Meet Sebastian Marroquin
Architect, designer, lecturer and author Sebastian Marroquin is the son of world known Colombian drug lord, Pablo Escobar. Sebastian’s father died in 1993 aged 44. His father, also known as “The King of Cocaine” boasted an estimated net-worth of $30 billion at the time of his death.
Pablo Escobar’s criminal life inspired numerous entertainment projects including, books, films, TV documentaries, music and even games. His life has been documented over and over and is well known in pop culture for his ambition and ruthlessness making him the most violent criminal at the time.
Escobar made his fortune by controlling over 80% of the cocaine shipped to the U.S. He entered the cocaine trade in the early 1970s and helped found the Medellin Cartel. He made his name by sponsoring charity projects and soccer clubs, but later terror campaigns turned public opinion against him.
Sebastian Marroquin recently talked about his childhood and how was growing up as the son of Pablo Escobar. According to the Daily Mail, he spent his childhood at his father seven square miles of land in the Colombian countryside that made up the Naples Estate.
Sebastian Marroquin was raised between unimaginable luxuries including go-kart race track, massive swimming pools and even a private zoo. Sebastian Marroquin also remembers his home as a place of fear, he says he feared for the safety of his father.
Sebastian Marroquin, was born Juan Pablo Escobar in 1977. He was 17, when his father was killed in 1993. He then fled Colombia for Argentina with his family. His mother is Maria Victoria, who changed his name to María Isabel Santos Caballero. He has one sister, Manuela.
He wrote a book title ‘Pablo Escobar: My Father’ –where he speaks of the riches he witnessed growing up, including parties with pinatas filled with thousands of dollars, burning 2 million dollars to keep warm while on the run, delivery on helicopters, moving between 15 hideaways his dad had all over the city.
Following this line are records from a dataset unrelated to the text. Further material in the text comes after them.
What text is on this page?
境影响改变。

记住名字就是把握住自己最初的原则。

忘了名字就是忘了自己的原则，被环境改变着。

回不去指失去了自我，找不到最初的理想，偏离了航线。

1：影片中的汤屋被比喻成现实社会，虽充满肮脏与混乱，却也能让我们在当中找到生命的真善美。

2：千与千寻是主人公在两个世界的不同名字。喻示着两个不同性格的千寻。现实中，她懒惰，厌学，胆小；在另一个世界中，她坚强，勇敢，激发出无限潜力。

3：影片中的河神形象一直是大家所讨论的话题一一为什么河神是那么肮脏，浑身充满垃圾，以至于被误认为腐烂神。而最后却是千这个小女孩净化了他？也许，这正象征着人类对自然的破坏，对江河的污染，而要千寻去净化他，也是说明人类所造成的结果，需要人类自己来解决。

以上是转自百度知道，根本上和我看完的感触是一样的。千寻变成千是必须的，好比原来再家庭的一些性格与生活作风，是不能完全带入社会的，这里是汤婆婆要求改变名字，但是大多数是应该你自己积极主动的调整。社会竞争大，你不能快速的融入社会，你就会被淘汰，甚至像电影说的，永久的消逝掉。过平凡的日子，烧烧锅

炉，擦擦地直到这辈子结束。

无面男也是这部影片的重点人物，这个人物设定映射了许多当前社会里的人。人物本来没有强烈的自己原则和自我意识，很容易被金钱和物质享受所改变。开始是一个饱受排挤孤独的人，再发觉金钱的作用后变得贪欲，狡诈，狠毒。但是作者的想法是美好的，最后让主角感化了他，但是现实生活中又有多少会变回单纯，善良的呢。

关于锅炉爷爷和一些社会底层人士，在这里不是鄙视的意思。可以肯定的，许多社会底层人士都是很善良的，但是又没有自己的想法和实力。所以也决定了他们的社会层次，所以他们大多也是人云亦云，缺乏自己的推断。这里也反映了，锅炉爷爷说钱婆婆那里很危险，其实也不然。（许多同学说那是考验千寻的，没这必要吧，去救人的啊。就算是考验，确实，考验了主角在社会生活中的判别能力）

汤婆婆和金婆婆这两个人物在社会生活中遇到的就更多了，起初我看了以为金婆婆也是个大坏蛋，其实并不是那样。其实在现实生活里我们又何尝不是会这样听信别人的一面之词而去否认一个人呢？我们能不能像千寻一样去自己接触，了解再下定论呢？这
Sebastian Marroquin says it wasn’t all happiness, he remembers deaths, betrayals and his father’s unpredictable conduct as well.
In contrast, Sebastian Marroquin has also stated his father gave him his first lesson on drugs at age nine and told him never to follow into his footsteps. He said during an interview last year
‘I had the strange privilege of being Pablo Escobar’s son. To me he was a great father. I have thousands of letters he wrote me giving me advice… encouraging me to get an education, be a good person, stay away from drugs.’
Sebastian Marroquin has made a life traveling Latin America giving anti-violence talks and pushing for drug policy reform. He is an architecture graduate.
He says he is glad he never became his father’s duplicate.